James Brophy, MD, one of the paper’s researchers, cautions in an interview that only limited conclusions can be drawn from the study, which was a historical look at patients who took Celebrex and was not designed in advance to find heart problems in a controlled way.
But Brophy, who says he agrees with the decision to stop sales of Vioxx (search), does not support calls to pull Celebrex from the market. Several studies have shown no increased heart risk associated with Celebrex, while “a handful” have suggested a potential safety issue, he says.
“You don’t just look at one paper all by itself. You have to look at the totality. My feeling is that there’s really not evidence that it does increase the risk,” says Brophy, a cardiologist and associate professor of medicine at McGill University in Montreal. He points out that the halted NIH study gave patients up to 800 mg of Celebrex per day while the majority of pain patients take 200 mg per day.
Insurer Bans Bextra
Meanwhile, Kaiser Permanente, one of the nation’s largest health insurers, announced Monday that it would no longer cover Bextra (search), citing concerns that the drug’s potential benefits were not worth the potential risks.
"It's a drug that provides a modest degree of pain relief -- no better than Motrin -- and the size of the risk, given the benefit provided, did not seem warranted," Sharon Levine, MD, director of Pharmacy for Kaiser’s Northern California division, told Forbes magazine.
The company says it will continue to pay for Celebrex, saying that it appears less likely to cause heart problems, according to reports. Levine and other Kaiser officials could not be immediately reached for comment.
Curt D. Furberg, MD, who authored a recent study showing an increased risk of heart attack in heart bypass patients taking Bextra, said in an interview last week that data are mounting that the entire Cox-2 inhibitor class may not be worth their possible risks. Like the Kaiser officials, he pointed to data showing that Cox-2 drugs generally offer no more pain relief than available over-the-counter drugs.
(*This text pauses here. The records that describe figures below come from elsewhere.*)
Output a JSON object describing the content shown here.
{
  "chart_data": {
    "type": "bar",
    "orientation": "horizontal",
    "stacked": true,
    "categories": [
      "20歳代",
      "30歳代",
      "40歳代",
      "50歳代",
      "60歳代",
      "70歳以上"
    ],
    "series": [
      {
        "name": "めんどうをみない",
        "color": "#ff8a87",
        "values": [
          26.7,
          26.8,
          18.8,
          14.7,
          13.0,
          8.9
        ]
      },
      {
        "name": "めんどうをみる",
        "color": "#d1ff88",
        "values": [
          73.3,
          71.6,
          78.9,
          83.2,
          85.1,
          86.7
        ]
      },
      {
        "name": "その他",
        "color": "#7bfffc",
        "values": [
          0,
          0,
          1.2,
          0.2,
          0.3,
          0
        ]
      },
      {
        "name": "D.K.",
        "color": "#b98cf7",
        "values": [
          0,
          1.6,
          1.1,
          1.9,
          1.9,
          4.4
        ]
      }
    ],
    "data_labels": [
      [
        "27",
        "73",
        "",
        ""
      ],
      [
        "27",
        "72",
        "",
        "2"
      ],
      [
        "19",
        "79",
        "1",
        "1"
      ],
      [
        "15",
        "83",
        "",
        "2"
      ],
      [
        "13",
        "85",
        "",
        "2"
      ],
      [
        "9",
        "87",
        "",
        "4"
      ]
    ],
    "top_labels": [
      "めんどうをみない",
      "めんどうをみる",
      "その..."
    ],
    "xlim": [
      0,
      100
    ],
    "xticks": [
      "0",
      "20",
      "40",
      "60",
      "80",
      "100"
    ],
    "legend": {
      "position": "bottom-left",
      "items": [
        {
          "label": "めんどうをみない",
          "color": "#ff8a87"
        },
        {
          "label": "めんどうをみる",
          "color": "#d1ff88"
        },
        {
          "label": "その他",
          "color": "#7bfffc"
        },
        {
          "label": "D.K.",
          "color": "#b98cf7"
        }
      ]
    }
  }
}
“If the drug offers no additional benefit, I don’t know why you should accept the risk,” said Furberg, a professor of pubic health sciences at the Wake Forest University School of Medicine. “I’m saying I will assume they’re unsafe until you prove they’re safe.”
Brophy, while supporting continued use of Celebrex, still urges extreme caution.
He urges patients to use the lowest effective dose of the drug, a position backed by Pfizer, and doctors should “be prudent” about using doses higher than 200 mg per day, he says. “There is a lot of conflicting evidence out there. I’m keeping my eyes and ears open for further research."
SOURCES: Sidney Wolfe, MD, director, Public Citizen Health Research Group. Annals of Internal Medicine, online edition, Jan. 31, 2005. James Brophy, MD, PhD, associate professor of medicine, McGill University, Montreal. Forbes magazine. Curt D. Furberg, MD, professor of public health sciences, Wake Forest University School of Medicine.